Civil subcommittee — HB 447 and standing limits
The civil subcommittee, led by Del. Cameron Simon, reported a substitute for HB 447 aimed at narrowing who has standing to sue over certain local land‑use decisions. Simon framed the bill as an attempt to reduce litigation that can stall affordable‑housing projects, referencing the Friends of the Rappahannock decision as background for the standing discussion. Delegates praised efforts to narrow the measure but urged continued work to protect communities with fewer political tools; an amendment adding a reenactment clause to allow further negotiation with the Senate was adopted. The transcript records the final roll as "13 2 8," which appears ambiguous in the record but was read as the committee reporting the substitute; the committee then rose.
Votes at a glance (as recorded in committee)
- HB 251: continued to 2027 (motion adopted; chair announced continuation)
- Uncontested block (6 bills, after two pulls): reported ~21–0
- HB 294 (Cornett): reported 13–8
- HB 295 (Cornett): reported 13–8
- HB 320: reported 21–0
- HB 489 (with substitute): reported 15–6
- HB 548 (with substitute): reported 15–6
- HB 1413 / related substitute (technical violation provisions): reported ~15–6 (subcommittee substitute reported)
- HB 1414 (McQuinn, child‑abuse reporting substitute): reported 19–2
- HB 447 (civil standing substitute as amended): transcript records the committee report as "13 2 8" (recording appears ambiguous; likely 13–8 per chair’s announcement)
What delegates said
- Del.

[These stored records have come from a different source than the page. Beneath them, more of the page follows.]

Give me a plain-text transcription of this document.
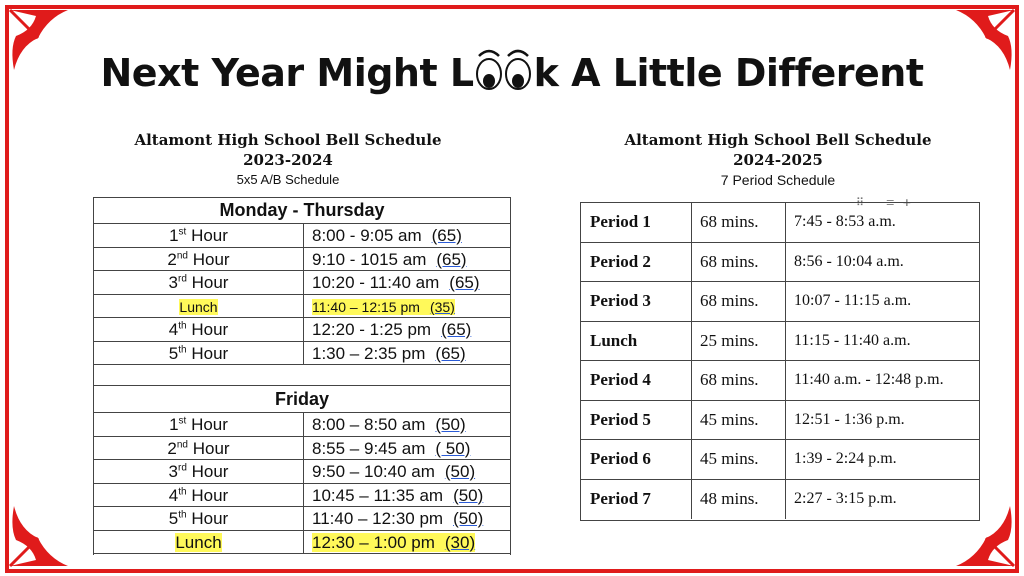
Next Year Might L k A Little Different
Altamont High School Bell Schedule
2023-2024
5x5 A/B Schedule
Altamont High School Bell Schedule
2024-2025
7 Period Schedule
Monday - Thursday
1st Hour	8:00 - 9:05 am (65)
2nd Hour	9:10 - 1015 am (65)
3rd Hour	10:20 - 11:40 am (65)
Lunch	11:40 – 12:15 pm (35)
4th Hour	12:20 - 1:25 pm (65)
5th Hour	1:30 – 2:35 pm (65)
Friday
1st Hour	8:00 – 8:50 am (50)
2nd Hour	8:55 – 9:45 am ( 50)
3rd Hour	9:50 – 10:40 am (50)
4th Hour	10:45 – 11:35 am (50)
5th Hour	11:40 – 12:30 pm (50)
Lunch	12:30 – 1:00 pm (30)
⠿ ≡ +
Period 1	68 mins.	7:45 - 8:53 a.m.
Period 2	68 mins.	8:56 - 10:04 a.m.
Period 3	68 mins.	10:07 - 11:15 a.m.
Lunch	25 mins.	11:15 - 11:40 a.m.
Period 4	68 mins.	11:40 a.m. - 12:48 p.m.
Period 5	45 mins.	12:51 - 1:36 p.m.
Period 6	45 mins.	1:39 - 2:24 p.m.
Period 7	48 mins.	2:27 - 3:15 p.m.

Cornett, sponsor: described the local corrections officer fatality and framed HB 294/HB 295 as aligning corrections officers with other protected public‑safety occupations.
- Del. Doug Simon: voiced concern about mandatory minimums, saying they can have "unintended consequences" and that he does not believe they are an effective deterrent.
- Del. Williams: urged colleagues to fix what he called an unfair two‑tier penalty structure in HB 1414 and to require intentional conduct for the most severe penalties.
Next steps
Reported bills will be scheduled for further consideration by the full House; substitutes and reenactment language indicate sponsors plan continued negotiations with the Senate on several measures.